The Simpsons / Matt Groening
Groening is an American cartoonist, screenwriter and producer. He is the creator of the comic strip Life in Hell and the television series The Simpsons and Futurama. Groening made his first professional cartoon sale of Life in Hell to the avant-garde Wet magazine in 1978. The cartoon is still reproduced in 250 weekly newspapers. Gracie films founder James L Brooks was shown a copy of Life in Hell and contacted Groening to invite him to do a series of shorts based on the rabbit characters in the comic strip. Concerned about loss of ownership rights, Groening invented a new set of characters, allegedly in just ten minutes, and the Simpsons were born.

The Wizard of Oz / Cedric Gibbons
Austin Cedric Gibbons, born 1983, was an Irish American art director. Nominated as Best Art Director in the Academy awards 39 times (including for 'The Wizard of Oz'), and winning 11 times - second only to Walt Disney's record of 26 wins). He is credited as the designer of the Oscar statuette in 1928, the award he went on to win himself on so many occassions.

Untitled / Keith Harring
Harring, born 1958, was an artist and social activist engaged in the New York street culture of the 1980's.

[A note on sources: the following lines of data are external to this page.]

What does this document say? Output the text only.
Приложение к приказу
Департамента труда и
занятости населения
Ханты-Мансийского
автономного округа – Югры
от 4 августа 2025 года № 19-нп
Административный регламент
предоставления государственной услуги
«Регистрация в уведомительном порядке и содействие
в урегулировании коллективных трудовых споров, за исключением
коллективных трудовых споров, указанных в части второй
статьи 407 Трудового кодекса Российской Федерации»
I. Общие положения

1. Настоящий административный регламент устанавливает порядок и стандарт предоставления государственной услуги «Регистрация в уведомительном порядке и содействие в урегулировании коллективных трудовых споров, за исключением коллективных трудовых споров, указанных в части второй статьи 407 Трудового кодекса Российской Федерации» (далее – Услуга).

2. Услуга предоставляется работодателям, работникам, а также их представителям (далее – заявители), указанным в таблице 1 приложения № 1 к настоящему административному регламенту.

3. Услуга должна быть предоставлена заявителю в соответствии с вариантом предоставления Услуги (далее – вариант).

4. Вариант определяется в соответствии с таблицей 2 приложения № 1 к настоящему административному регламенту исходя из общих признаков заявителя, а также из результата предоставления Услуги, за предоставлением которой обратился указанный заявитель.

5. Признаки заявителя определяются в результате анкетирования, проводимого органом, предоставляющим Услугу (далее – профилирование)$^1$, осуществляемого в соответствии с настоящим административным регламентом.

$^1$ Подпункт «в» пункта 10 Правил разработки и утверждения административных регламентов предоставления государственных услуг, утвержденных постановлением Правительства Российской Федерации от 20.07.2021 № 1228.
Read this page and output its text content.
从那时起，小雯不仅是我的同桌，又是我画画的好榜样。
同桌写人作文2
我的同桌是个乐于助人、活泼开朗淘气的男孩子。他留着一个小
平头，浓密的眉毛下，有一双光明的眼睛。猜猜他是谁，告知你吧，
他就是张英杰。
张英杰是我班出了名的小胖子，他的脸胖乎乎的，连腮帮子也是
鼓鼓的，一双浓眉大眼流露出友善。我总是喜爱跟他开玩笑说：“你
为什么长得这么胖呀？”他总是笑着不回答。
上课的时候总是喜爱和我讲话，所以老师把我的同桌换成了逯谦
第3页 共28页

He achieved his first public attention with chalk drawings in the New York subways, his bold lines, vivid colors, and active figures carry strong messages of life and unity. Haring's imagery has become a widely recognized visual language of the 20th/21st century. Diagnosed with AIDS in 1988, in 1989 he established the Keith Haring Foundation with a remit to provide funding and imagery to AIDS organizations and children's programs. He also spoke out about the disease to generate activism and awareness about AIDS.

I have drawn on numerous sources in compiling this short fact sheet, including but not limited to, Wikipedia, the Internet Movie Database, numerous academic and commercial online sources, and a sprinkling of my own general knowledge. While every effort has been made to assure accuracy, it cannot be guaranteed. All opinions expressed are those of the author; get your own!